Obviously some work is left on get_subquery, your first requirement ;-)
EDIT
Dang! forgot to mention you need to be careful with that replace string in your WHERE clause - underscores are a single character matching wild card in Oracle...
Depending on how important the script is, I would:
Just copy and paste and modify, or
Write a script in another programming language that has better ways to resolve the duplication.
For the replace rules you could create a temporary table and fill it with these replace rules, and then join with this table.
If the subquery is always the same, you have solved the first problem also by using a join.
I've seen a few approaches to this:
Use string buffers to assemble the sql dynamically using PL/SQL or in your programming language.
Use a framework such as IBATIS which let's you reuse and extend fragments of SQL that are stored in XML files.
Using an ORM framework circumvents this issue by working with objects rather than directly with the SQL.
Depending on your language and problem at hand using a framework may be the best approach and then extending it to do what you want it to do.
The solution suggested by soulmerge is the simplest, and therefore best one - you just need to nest the calls to "replace". I just want to add that the condition
status like '%tagada%'
is useless. replace() will change nothing to the status if the searched string is not found, therefore you can safely apply it to all rows.
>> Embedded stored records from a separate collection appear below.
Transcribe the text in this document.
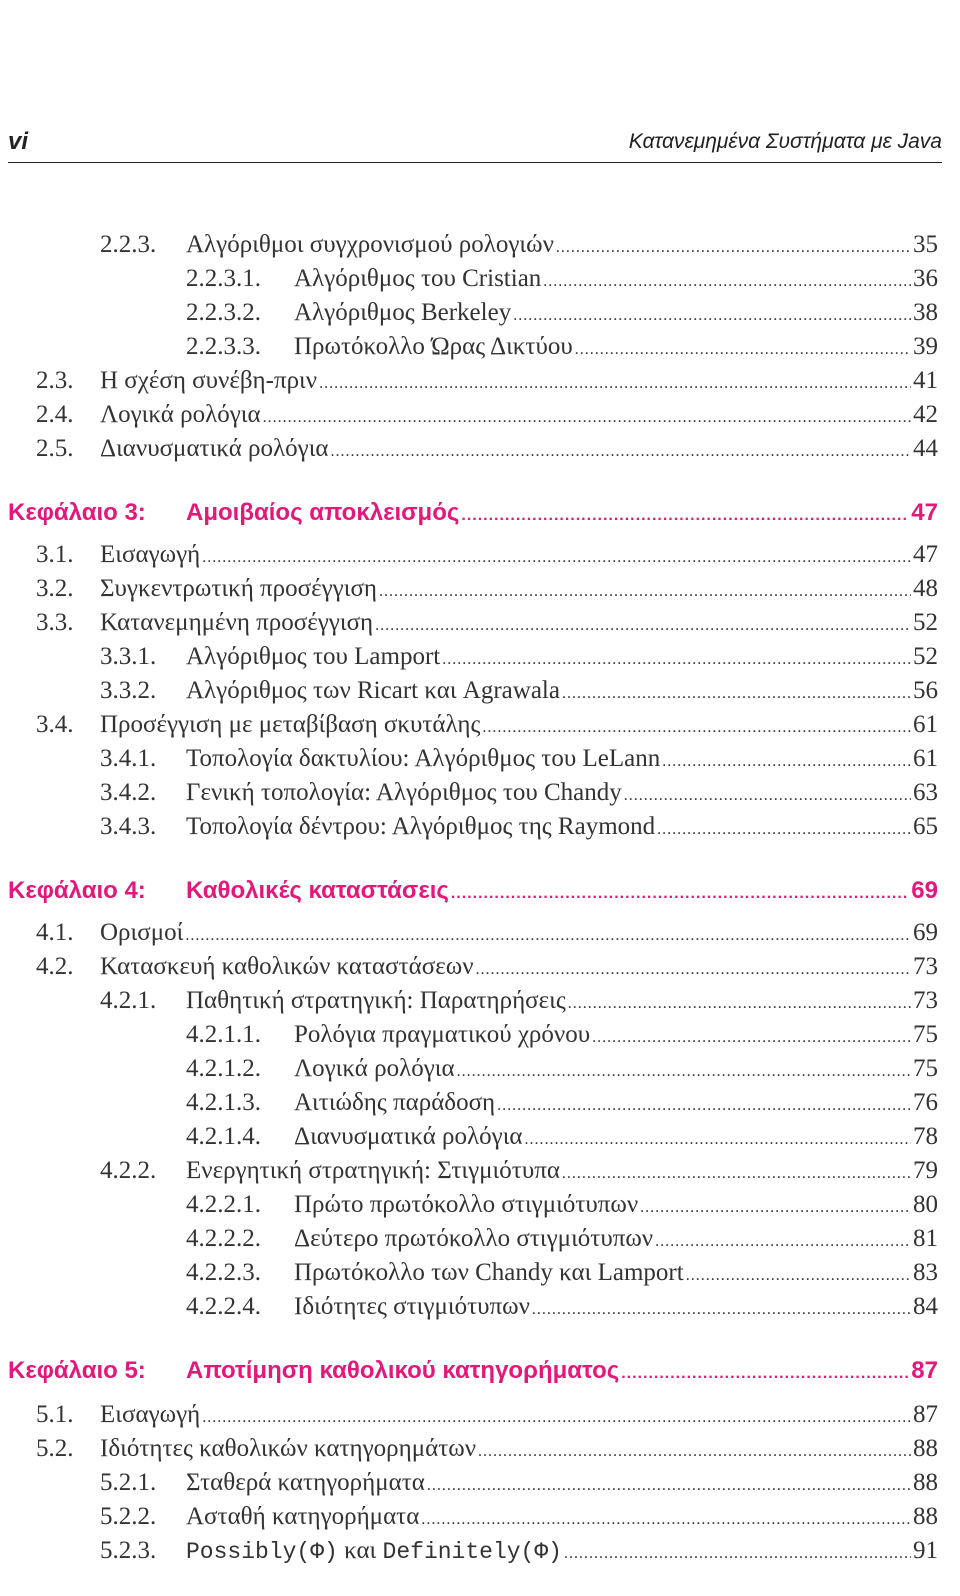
vi	Κατανεμημένα Συστήματα με Java
2.2.3.	Αλγόριθμοι συγχρονισμού ρολογιών .....	35
2.2.3.1.	Αλγόριθμος του Cristian .....	36
2.2.3.2.	Αλγόριθμος Berkeley .....	38
2.2.3.3.	Πρωτόκολλο Ώρας Δικτύου .....	39
2.3.	Η σχέση συνέβη-πριν .....	41
2.4.	Λογικά ρολόγια .....	42
2.5.	Διανυσματικά ρολόγια .....	44
Κεφάλαιο 3:	Αμοιβαίος αποκλεισμός .....	47
3.1.	Εισαγωγή .....	47
3.2.	Συγκεντρωτική προσέγγιση .....	48
3.3.	Κατανεμημένη προσέγγιση .....	52
3.3.1.	Αλγόριθμος του Lamport .....	52
3.3.2.	Αλγόριθμος των Ricart και Agrawala .....	56
3.4.	Προσέγγιση με μεταβίβαση σκυτάλης .....	61
3.4.1.	Τοπολογία δακτυλίου: Αλγόριθμος του LeLann .....	61
3.4.2.	Γενική τοπολογία: Αλγόριθμος του Chandy .....	63
3.4.3.	Τοπολογία δέντρου: Αλγόριθμος της Raymond .....	65
Κεφάλαιο 4:	Καθολικές καταστάσεις .....	69
4.1.	Ορισμοί .....	69
4.2.	Κατασκευή καθολικών καταστάσεων .....	73
4.2.1.	Παθητική στρατηγική: Παρατηρήσεις .....	73
4.2.1.1.	Ρολόγια πραγματικού χρόνου .....	75
4.2.1.2.	Λογικά ρολόγια .....	75
4.2.1.3.	Αιτιώδης παράδοση .....	76
4.2.1.4.	Διανυσματικά ρολόγια .....	78
4.2.2.	Ενεργητική στρατηγική: Στιγμιότυπα .....	79
4.2.2.1.	Πρώτο πρωτόκολλο στιγμιότυπων .....	80
4.2.2.2.	Δεύτερο πρωτόκολλο στιγμιότυπων .....	81
4.2.2.3.	Πρωτόκολλο των Chandy και Lamport .....	83
4.2.2.4.	Ιδιότητες στιγμιότυπων .....	84
Κεφάλαιο 5:	Αποτίμηση καθολικού κατηγορήματος .....	87
5.1.	Εισαγωγή .....	87
5.2.	Ιδιότητες καθολικών κατηγορημάτων .....	88
5.2.1.	Σταθερά κατηγορήματα .....	88
5.2.2.	Ασταθή κατηγορήματα .....	88
5.2.3.	Possibly(Φ) και Definitely(Φ) .....	91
And since a condition where you search a string lost in the middle of another string cannot make any use of whatever index you have, it's useless as a filtering condition.
Your only filtering condition is the one on category_id ...
Which brings one point that justifies why soulmerge's solution is best: iterating on all the changes is a bad idea. Suppose that the filter on category_id is moderately selective, odds are that Oracle will choose to scan the table. Do you really want to scan the table each time when you can do all the changes in a single pass?